I received a communique from Rock some 48 hours ago. He told me that he and Stream were packed and ready to go. He also inquired as to the weather, noting that the weather network said that there was rain in our area. I wrote a reply saying that yes there had been a few showers and it had been cloudy on and off but generally the weather had been great. I hit the ‘send reply’ key on my tablet and seconds later the skies opened up and it began to pour rain and it hasn’t stopped since. Who the hell invited Mother Nature and her sidekick Murphy on holidays with us?!!!


Weather happens and there is little anyone can do about it. You must simply accept what it is and do the best you can to work around it. Even though it has been raining fairly steadily for the past two days the temperature has not plummeted to the point I need to put on long pants and heaven forbid… socks.


Socks are something that every year when I travel south get removed at 30,000 ft. and don’t get put back on again until I am back on the plane and half way home. Socks are something at home that must be worn daily to help stave off the frigid air and frequently in winter, my socks wear socks. But when I hit the island they are put away and forgotten about. If I lived on this island I don’t know that I would even own a pair.


Sans socks has become my winter holiday thing. I know it may sound odd but not having to encase my feet reminds me that I am not bound by the daily winter routine. Not having them on my feet is a constant reminder that I am free to do as I please, when I please (with Honey’s permission of course). Living sock free in February is not an option on the Canadian prairies, but I’m not currently on the prairies so socks are not part of my life.


I’m sure that people that travel in winter have certain things that they wear that help to remind themselves that they are away from winter. I believe that even though they are not aware that they have these things, that they do. I am also aware that some of these people should have left these things at home. That’s right Mr. 50 year-old, you should leave your Speedo’s at home. In fact you should burn your Speedo’s. I know that when you look in the mirror you fool yourself into believing that you still have abs that the women would refer to as a ‘6 pack’, but the truth is your carrying around a keg!! Burn that Speedo and for the sake of the rest of us wear a shirt!!

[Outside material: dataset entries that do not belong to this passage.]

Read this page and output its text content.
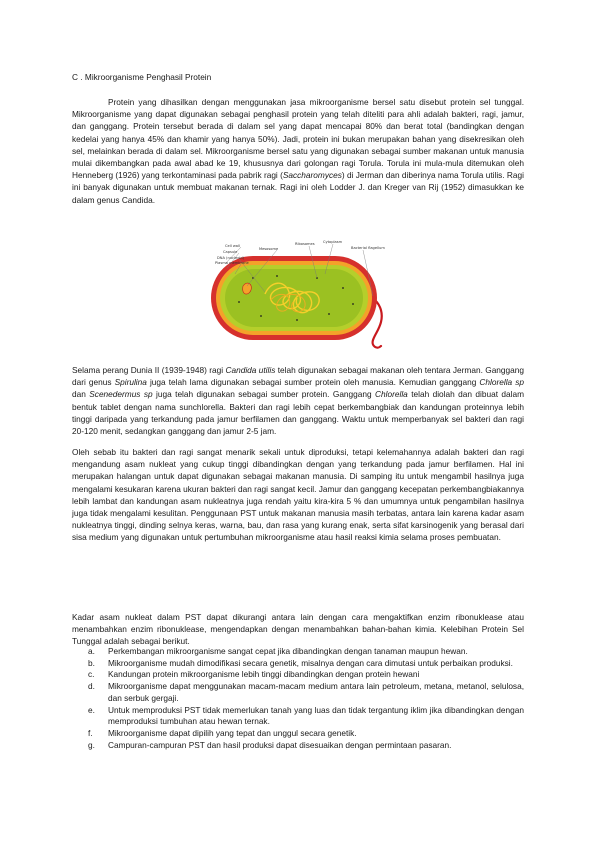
C . Mikroorganisme Penghasil Protein

Protein yang dihasilkan dengan menggunakan jasa mikroorganisme bersel satu disebut protein sel tunggal. Mikroorganisme yang dapat digunakan sebagai penghasil protein yang telah diteliti para ahli adalah bakteri, ragi, jamur, dan ganggang. Protein tersebut berada di dalam sel yang dapat mencapai 80% dan berat total (bandingkan dengan kedelai yang hanya 45% dan khamir yang hanya 50%). Jadi, protein ini bukan merupakan bahan yang disekresikan oleh sel, melainkan berada di dalam sel. Mikroorganisme bersel satu yang digunakan sebagai sumber makanan untuk manusia mulai dikembangkan pada awal abad ke 19, khususnya dari golongan ragi Torula. Torula ini mula-mula ditemukan oleh Henneberg (1926) yang terkontaminasi pada pabrik ragi (Saccharomyces) di Jerman dan diberinya nama Torula utilis. Ragi ini banyak digunakan untuk membuat makanan ternak. Ragi ini oleh Lodder J. dan Kreger van Rij (1952) dimasukkan ke dalam genus Candida.

Cell wall
Capsule
DNA (nucleoid)
Plasma membrane
Mesosome
Ribosomes Cytoplasm
Bacterial flagellum

Selama perang Dunia II (1939-1948) ragi Candida utilis telah digunakan sebagai makanan oleh tentara Jerman. Ganggang dari genus Spirulina juga telah lama digunakan sebagai sumber protein oleh manusia. Kemudian ganggang Chlorella sp dan Scenedermus sp juga telah digunakan sebagai sumber protein. Ganggang Chlorella telah diolah dan dibuat dalam bentuk tablet dengan nama sunchlorella. Bakteri dan ragi lebih cepat berkembangbiak dan kandungan proteinnya lebih tinggi daripada yang terkandung pada jamur berfilamen dan ganggang. Waktu untuk memperbanyak sel bakteri dan ragi 20-120 menit, sedangkan ganggang dan jamur 2-5 jam.

Oleh sebab itu bakteri dan ragi sangat menarik sekali untuk diproduksi, tetapi kelemahannya adalah bakteri dan ragi mengandung asam nukleat yang cukup tinggi dibandingkan dengan yang terkandung pada jamur berfilamen. Hal ini merupakan halangan untuk dapat digunakan sebagai makanan manusia. Di samping itu untuk mengambil hasilnya juga mengalami kesukaran karena ukuran bakteri dan ragi sangat kecil. Jamur dan ganggang kecepatan perkembangbiakannya lebih lambat dan kandungan asam nukleatnya juga rendah yaitu kira-kira 5 % dan umumnya untuk pengambilan hasilnya juga tidak mengalami kesulitan. Penggunaan PST untuk makanan manusia masih terbatas, antara lain karena kadar asam nukleatnya tinggi, dinding selnya keras, warna, bau, dan rasa yang kurang enak, serta sifat karsinogenik yang berasal dari sisa medium yang digunakan untuk pertumbuhan mikroorganisme atau hasil reaksi kimia selama proses pembuatan.

Kadar asam nukleat dalam PST dapat dikurangi antara lain dengan cara mengaktifkan enzim ribonuklease atau menambahkan enzim ribonuklease, mengendapkan dengan menambahkan bahan-bahan kimia. Kelebihan Protein Sel Tunggal adalah sebagai berikut.

a. Perkembangan mikroorganisme sangat cepat jika dibandingkan dengan tanaman maupun hewan.
b. Mikroorganisme mudah dimodifikasi secara genetik, misalnya dengan cara dimutasi untuk perbaikan produksi.
c. Kandungan protein mikroorganisme lebih tinggi dibandingkan dengan protein hewani
d. Mikroorganisme dapat menggunakan macam-macam medium antara lain petroleum, metana, metanol, selulosa, dan serbuk gergaji.
e. Untuk memproduksi PST tidak memerlukan tanah yang luas dan tidak tergantung iklim jika dibandingkan dengan memproduksi tumbuhan atau hewan ternak.
f. Mikroorganisme dapat dipilih yang tepat dan unggul secara genetik.
g. Campuran-campuran PST dan hasil produksi dapat disesuaikan dengan permintaan pasaran.
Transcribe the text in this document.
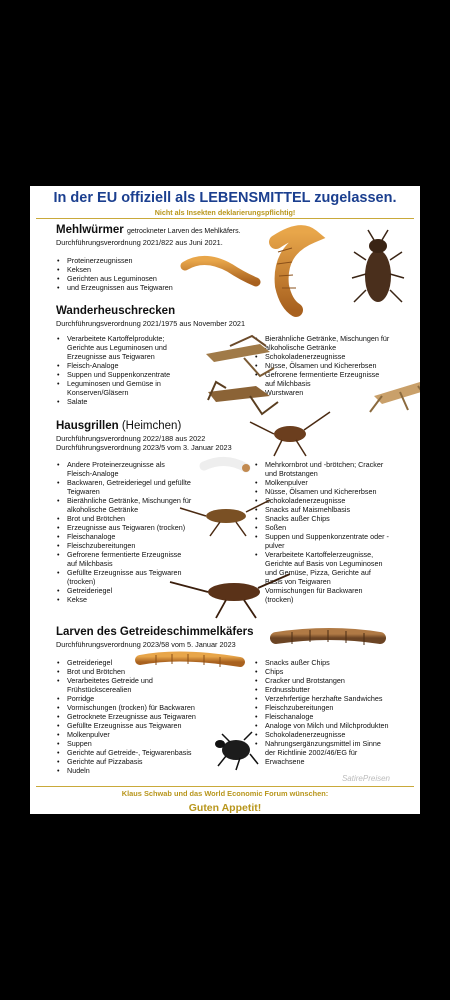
In der EU offiziell als LEBENSMITTEL zugelassen.
Nicht als Insekten deklarierungspflichtig!
Mehlwürmer getrockneter Larven des Mehlkäfers.
Durchführungsverordnung 2021/822 aus Juni 2021.
• Proteinerzeugnissen
• Keksen
• Gerichten aus Leguminosen
• und Erzeugnissen aus Teigwaren
Wanderheuschrecken
Durchführungsverordnung 2021/1975 aus November 2021
• Verarbeitete Kartoffelprodukte;
Gerichte aus Leguminosen und
Erzeugnisse aus Teigwaren
• Fleisch-Analoge
• Suppen und Suppenkonzentrate
• Leguminosen und Gemüse in
Konserven/Gläsern
• Salate
• Bierähnliche Getränke, Mischungen für
alkoholische Getränke
• Schokoladenerzeugnisse
• Nüsse, Ölsamen und Kichererbsen
• Gefrorene fermentierte Erzeugnisse
auf Milchbasis
• Wurstwaren
Hausgrillen (Heimchen)
Durchführungsverordnung 2022/188 aus 2022
Durchführungsverordnung 2023/5 vom 3. Januar 2023
• Andere Proteinerzeugnisse als
Fleisch-Analoge
• Backwaren, Getreideriegel und gefüllte
Teigwaren
• Bierähnliche Getränke, Mischungen für
alkoholische Getränke
• Brot und Brötchen
• Erzeugnisse aus Teigwaren (trocken)
• Fleischanaloge
• Fleischzubereitungen
• Gefrorene fermentierte Erzeugnisse
auf Milchbasis
• Gefüllte Erzeugnisse aus Teigwaren
(trocken)
• Getreideriegel
• Kekse
• Mehrkornbrot und -brötchen; Cracker
und Brotstangen
• Molkenpulver
• Nüsse, Ölsamen und Kichererbsen
• Schokoladenerzeugnisse
• Snacks auf Maismehlbasis
• Snacks außer Chips
• Soßen
• Suppen und Suppenkonzentrate oder -
pulver
• Verarbeitete Kartoffelerzeugnisse,
Gerichte auf Basis von Leguminosen
und Gemüse, Pizza, Gerichte auf
Basis von Teigwaren
• Vormischungen für Backwaren
(trocken)
Larven des Getreideschimmelkäfers
Durchführungsverordnung 2023/58 vom 5. Januar 2023
• Getreideriegel
• Brot und Brötchen
• Verarbeitetes Getreide und
Frühstückscerealien
• Porridge
• Vormischungen (trocken) für Backwaren
• Getrocknete Erzeugnisse aus Teigwaren
• Gefüllte Erzeugnisse aus Teigwaren
• Molkenpulver
• Suppen
• Gerichte auf Getreide-, Teigwarenbasis
• Gerichte auf Pizzabasis
• Nudeln
• Snacks außer Chips
• Chips
• Cracker und Brotstangen
• Erdnussbutter
• Verzehrfertige herzhafte Sandwiches
• Fleischzubereitungen
• Fleischanaloge
• Analoge von Milch und Milchprodukten
• Schokoladenerzeugnisse
• Nahrungsergänzungsmittel im Sinne
der Richtlinie 2002/46/EG für
Erwachsene
SatirePreisen
Klaus Schwab und das World Economic Forum wünschen:
Guten Appetit!
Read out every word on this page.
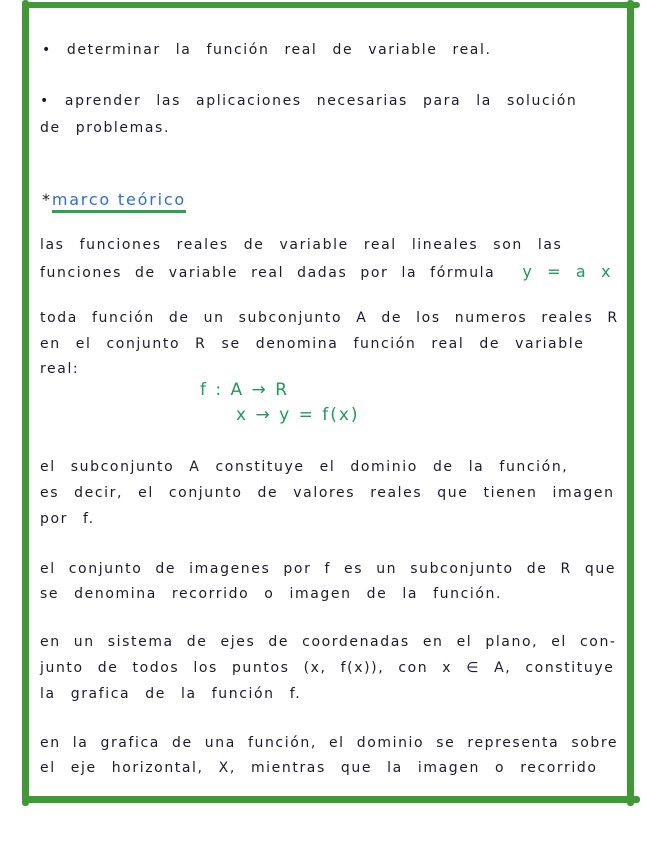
• determinar la función real de variable real.
• aprender las aplicaciones necesarias para la solución
de problemas.
*marco teórico
las funciones reales de variable real lineales son las
funciones de variable real dadas por la fórmula y = a x
toda función de un subconjunto A de los numeros reales R
en el conjunto R se denomina función real de variable
real:
f : A → R
x → y = f(x)
el subconjunto A constituye el dominio de la función,
es decir, el conjunto de valores reales que tienen imagen
por f.
el conjunto de imagenes por f es un subconjunto de R que
se denomina recorrido o imagen de la función.
en un sistema de ejes de coordenadas en el plano, el con-
junto de todos los puntos (x, f(x)), con x ∈ A, constituye
la grafica de la función f.
en la grafica de una función, el dominio se representa sobre
el eje horizontal, X, mientras que la imagen o recorrido
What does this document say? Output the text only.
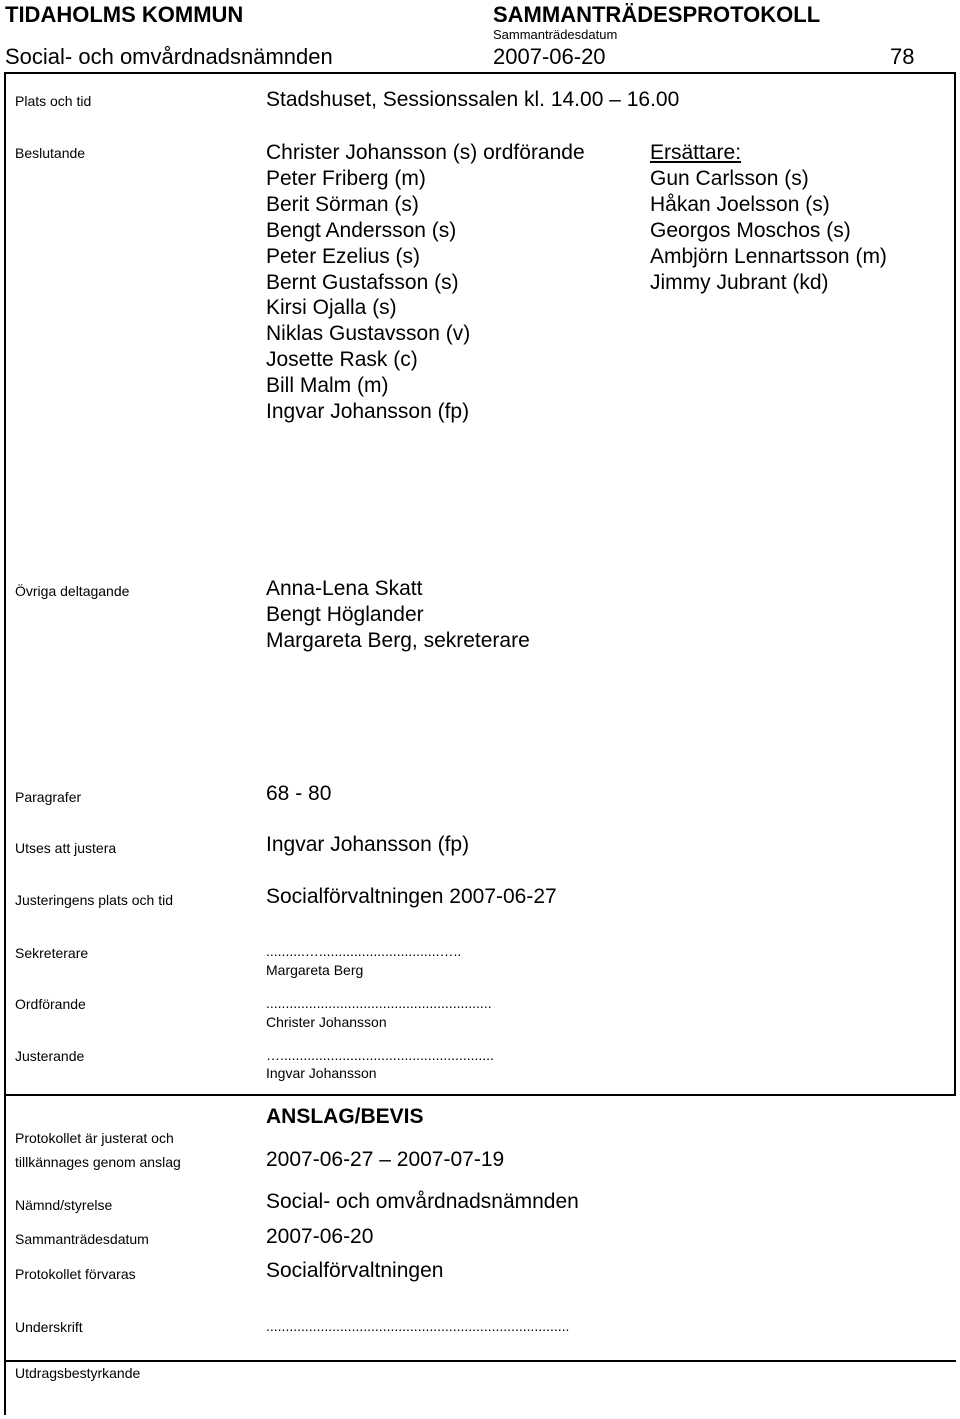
TIDAHOLMS KOMMUN	SAMMANTRÄDESPROTOKOLL
Sammanträdesdatum
Social- och omvårdnadsnämnden	2007-06-20	78
Plats och tid	Stadshuset, Sessionssalen kl. 14.00 – 16.00
Beslutande	Christer Johansson (s) ordförande
Peter Friberg (m)
Berit Sörman (s)
Bengt Andersson (s)
Peter Ezelius (s)
Bernt Gustafsson (s)
Kirsi Ojalla (s)
Niklas Gustavsson (v)
Josette Rask (c)
Bill Malm (m)
Ingvar Johansson (fp)
Ersättare:
Gun Carlsson (s)
Håkan Joelsson (s)
Georgos Moschos (s)
Ambjörn Lennartsson (m)
Jimmy Jubrant (kd)
Övriga deltagande	Anna-Lena Skatt
Bengt Höglander
Margareta Berg, sekreterare
Paragrafer	68 - 80
Utses att justera	Ingvar Johansson (fp)
Justeringens plats och tid	Socialförvaltningen 2007-06-27
Sekreterare	..........…...............................…..
Margareta Berg
Ordförande	..........................................................
Christer Johansson
Justerande	….......................................................
Ingvar Johansson
ANSLAG/BEVIS
Protokollet är justerat och
tillkännages genom anslag	2007-06-27 – 2007-07-19
Nämnd/styrelse	Social- och omvårdnadsnämnden
Sammanträdesdatum	2007-06-20
Protokollet förvaras	Socialförvaltningen
Underskrift	..............................................................................
Utdragsbestyrkande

Sorry, I need to get this off my chest. The sight of older men strutting down the beach in Speedo’s drives me nuts. It’s a European thing, I never see North Americans dressed that way but the Europeans from the continent all seem to own Speedo’s and for some reason are willing to wear them. They would probably tell me it is so they can expose more skin to the sun and get a better tan. Let me tell you buddy that your stomach is so large that your legs are in shade from the knees up, even when you’re lying down!! Do the world a favour and invest in grown-up swim trunks or wear shorts so that when you walk towards me on the beach I don’t think you’re naked until you pass by me and I can see that there is this tiny piece of cloth that is barely covering the crack in your big fat ass!!! Stop kidding yourself that Dominican women are attracted to your imagined Adonis-like body or the bulge in those tight Speedo’s that no one can see, the only bulge that interests them is the one in your wallet!


So please take a page from my book and do the reasonable thing… take your socks off and call ┬áit a day.